While we're just four weeks out from learning whether Obamanomics will be rebranded once more as Kamalanomics, our friends in Communist China are learning the hard way what it's like to be ruled by truly ambitious Democrats. Or Communists. It's all so confusing sometimes.
The point is that China's massive economy has been flat on its back for a while now, thanks in no small part to strongman Xi Jinping's determination to restore Communist control. His severe COVID lockdowns only made things worse, convincing consumers that they'd better stuff all their money under the proverbial mattress.
This is where classic New Deal/Obamanomics comes in.
The New York Times breathlessly reported Monday that "China’s Policy Reversal Sparks ‘Mind Boggling’ Stock Rally." The report opened with, "Just a few weeks ago, many investors in China’s stock markets were ready to give up and eager to sell. Then late last month, traders rushed in to make bullish bets after the government’s leaders announced a series of steps to stimulate China’s faltering economy."
Well, that didn't last very long: US-listed shares of Chinese firms slide as stimulus optimism ebbs. "U.S.-listed shares of Chinese companies fell on Tuesday, tracking an underwhelming start for Shanghai markets after a week-long break, as investors worried over the lack of new stimulus measures to power an economic recovery."
Lack? Is Reuters kidding us?
Not really.
Chinese investors had been hoping for even more information "about how the government plans to support economic growth but [Tuesday's] announcement gave little in the way of details." Imagine a heroin junkie who'd been thought they'd get three free fixes but now they'll only get one or two.
Peter St. Onge has the big picture, describing how Beijing is "slashing downpayment requirements on houses, opening a special credit facility so banks and hedge funds can gamble on stocks, and cutting the reserve requirements for banks — meaning banks can raid their vaults and go on a lending spree."
China's problem — much like ours — isn't that money is too scarce or that the government isn't spending enough. China's problem is Xi's hostile business climate.
A report out last month showed that Xi's commie crackdown has crushed innovation:
Since arriving in China, meetings founders and VCs have left me with a very dim view of the current state affairs.
— Eleanor Olcott (@EleanorOlcott) September 12, 2024
Things are so bad.
In 2018, 51,302 new startups were founded. Last year, that number was down to 1,202.

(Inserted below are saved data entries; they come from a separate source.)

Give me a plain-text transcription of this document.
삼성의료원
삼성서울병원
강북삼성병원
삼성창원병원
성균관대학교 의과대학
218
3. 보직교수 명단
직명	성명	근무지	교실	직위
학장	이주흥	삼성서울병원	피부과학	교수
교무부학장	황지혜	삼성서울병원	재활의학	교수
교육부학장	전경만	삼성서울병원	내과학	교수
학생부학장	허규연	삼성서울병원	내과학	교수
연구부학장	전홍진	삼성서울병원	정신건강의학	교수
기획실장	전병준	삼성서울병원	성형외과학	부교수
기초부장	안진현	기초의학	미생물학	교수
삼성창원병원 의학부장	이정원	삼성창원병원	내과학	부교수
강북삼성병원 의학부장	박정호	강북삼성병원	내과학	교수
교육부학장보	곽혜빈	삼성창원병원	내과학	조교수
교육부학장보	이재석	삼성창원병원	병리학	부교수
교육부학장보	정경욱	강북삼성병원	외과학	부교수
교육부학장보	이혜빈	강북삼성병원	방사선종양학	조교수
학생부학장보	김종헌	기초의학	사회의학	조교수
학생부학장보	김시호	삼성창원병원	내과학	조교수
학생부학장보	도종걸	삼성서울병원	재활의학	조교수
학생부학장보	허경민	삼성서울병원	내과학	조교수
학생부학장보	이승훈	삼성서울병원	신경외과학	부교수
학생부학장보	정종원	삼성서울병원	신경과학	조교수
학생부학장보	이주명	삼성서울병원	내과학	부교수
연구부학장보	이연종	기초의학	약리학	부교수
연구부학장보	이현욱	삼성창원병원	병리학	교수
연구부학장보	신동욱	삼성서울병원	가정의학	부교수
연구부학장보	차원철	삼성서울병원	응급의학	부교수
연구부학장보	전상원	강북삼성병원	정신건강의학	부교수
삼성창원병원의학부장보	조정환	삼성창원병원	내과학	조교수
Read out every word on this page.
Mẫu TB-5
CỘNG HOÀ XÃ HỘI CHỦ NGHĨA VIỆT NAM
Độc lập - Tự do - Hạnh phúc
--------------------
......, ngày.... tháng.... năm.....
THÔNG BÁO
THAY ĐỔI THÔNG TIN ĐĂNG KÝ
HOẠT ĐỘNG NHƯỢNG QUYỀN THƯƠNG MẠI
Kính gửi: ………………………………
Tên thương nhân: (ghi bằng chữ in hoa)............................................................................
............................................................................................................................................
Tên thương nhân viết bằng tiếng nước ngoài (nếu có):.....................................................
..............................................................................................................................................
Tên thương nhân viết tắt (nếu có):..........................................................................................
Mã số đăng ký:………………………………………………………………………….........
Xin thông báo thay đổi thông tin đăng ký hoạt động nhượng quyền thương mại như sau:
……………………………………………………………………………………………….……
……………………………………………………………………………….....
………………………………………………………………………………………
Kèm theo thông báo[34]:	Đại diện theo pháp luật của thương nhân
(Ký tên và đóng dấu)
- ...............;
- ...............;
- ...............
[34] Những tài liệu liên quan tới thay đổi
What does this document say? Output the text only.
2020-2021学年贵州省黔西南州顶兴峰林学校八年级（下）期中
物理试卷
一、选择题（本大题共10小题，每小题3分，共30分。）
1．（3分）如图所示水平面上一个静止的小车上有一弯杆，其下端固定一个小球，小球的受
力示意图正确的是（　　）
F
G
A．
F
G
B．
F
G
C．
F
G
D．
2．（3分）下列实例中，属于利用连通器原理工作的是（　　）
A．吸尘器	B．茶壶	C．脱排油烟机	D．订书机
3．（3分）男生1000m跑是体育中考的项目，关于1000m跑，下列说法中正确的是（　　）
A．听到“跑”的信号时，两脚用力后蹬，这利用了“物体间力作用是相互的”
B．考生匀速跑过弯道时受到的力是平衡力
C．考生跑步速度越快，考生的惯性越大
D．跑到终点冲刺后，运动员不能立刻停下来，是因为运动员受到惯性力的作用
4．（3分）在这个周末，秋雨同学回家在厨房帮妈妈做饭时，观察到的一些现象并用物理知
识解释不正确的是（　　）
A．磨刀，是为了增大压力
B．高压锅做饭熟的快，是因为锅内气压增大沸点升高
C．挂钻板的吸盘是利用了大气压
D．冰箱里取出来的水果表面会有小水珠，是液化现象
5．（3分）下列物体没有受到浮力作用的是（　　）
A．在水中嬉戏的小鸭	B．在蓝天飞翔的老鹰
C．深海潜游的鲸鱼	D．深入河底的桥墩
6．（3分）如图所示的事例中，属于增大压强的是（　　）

It took a while for that number to sink in. pic.twitter.com/oCeO2sAssc
IFP's Alec Stapp noted that people who start new businesses "are also now required to be personally liable for their company’s loans... [it's] hard to imagine why anyone would start a company under these conditions."
What people can do, however, is pour more money into China's already overgrown real estate sector and inflate another housing bubble that, when it pops, will require yet another round of stimulus.
Lather, rinse, repeat.
We keep doing it here. They keep doing it there. It's impossible to say whose country has the worst elites, but it's depressing to know that they're all reading from the same discredited playbook.